"Sanchez Fly" has the advantages and disadvantages of most "Three-Fly" routines. Because the action happens with your hands held up at chest level, it's generally easier for spectators, whether they are seated or standing, to view the action when compared to performing a "Winged Silver" style "coins across" at waist level. "Three-Fly" is practical in restaurant situations where spectators are seated and you are performing standing. On the downside, particularly in street situations, you can't have spectators behind you.
Gabbay's routine, while it's not a knuckle-buster, will require a good amount of practice. On the DVD, Gabbay does a good job of teaching the moves from various angles as well as explaining the routine. You'll need a foundation in coin magic before tackling it. In particular, the final move is somewhat tricky. The move isn't overly difficult, but relies on the moisture in your fingers to execute - something that takes practice and an ability to adapt to conditions. I've gotten consistent at executing it but have not yet tried it out during a real performance.

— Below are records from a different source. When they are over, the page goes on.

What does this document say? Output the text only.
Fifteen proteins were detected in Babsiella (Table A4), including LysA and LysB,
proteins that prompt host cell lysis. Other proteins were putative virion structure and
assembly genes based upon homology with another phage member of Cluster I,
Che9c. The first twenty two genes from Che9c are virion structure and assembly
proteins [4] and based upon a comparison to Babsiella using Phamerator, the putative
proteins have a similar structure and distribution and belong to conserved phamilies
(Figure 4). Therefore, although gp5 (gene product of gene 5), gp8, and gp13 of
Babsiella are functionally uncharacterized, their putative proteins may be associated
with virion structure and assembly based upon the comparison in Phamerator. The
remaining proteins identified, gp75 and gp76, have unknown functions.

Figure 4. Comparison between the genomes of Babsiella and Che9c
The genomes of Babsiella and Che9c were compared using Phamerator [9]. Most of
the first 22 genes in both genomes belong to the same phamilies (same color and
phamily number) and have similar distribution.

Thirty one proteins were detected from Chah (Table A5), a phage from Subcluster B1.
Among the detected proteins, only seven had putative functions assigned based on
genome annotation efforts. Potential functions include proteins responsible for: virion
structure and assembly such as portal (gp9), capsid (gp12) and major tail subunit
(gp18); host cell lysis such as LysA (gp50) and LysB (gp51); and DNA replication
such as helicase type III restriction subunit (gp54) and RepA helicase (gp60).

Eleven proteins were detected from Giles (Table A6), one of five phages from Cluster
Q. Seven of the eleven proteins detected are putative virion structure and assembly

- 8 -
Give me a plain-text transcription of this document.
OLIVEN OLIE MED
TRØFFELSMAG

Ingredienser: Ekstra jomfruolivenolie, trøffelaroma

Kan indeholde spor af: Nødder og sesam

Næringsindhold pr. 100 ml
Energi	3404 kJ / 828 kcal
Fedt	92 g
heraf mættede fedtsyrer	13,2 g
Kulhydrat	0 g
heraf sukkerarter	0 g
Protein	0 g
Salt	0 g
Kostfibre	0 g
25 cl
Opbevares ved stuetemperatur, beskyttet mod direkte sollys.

The DVD states that the routine employs a common coin gimmick that most magicians already own. My guess, however, is that most magicians probably own the gimmick in a half-dollar size with only a segment owning it in a silver dollar version. Gabbey performs with silver dollars, but from what I gather, the effect could be performed with half-dollars. The DVD could offer further discussion on the types of coins as well as their condition.
Just about every DVD on coin magic features a version of a "three-fly" style routine. I've seen many and Gabbay's version has a direct nature to it that I appreciate.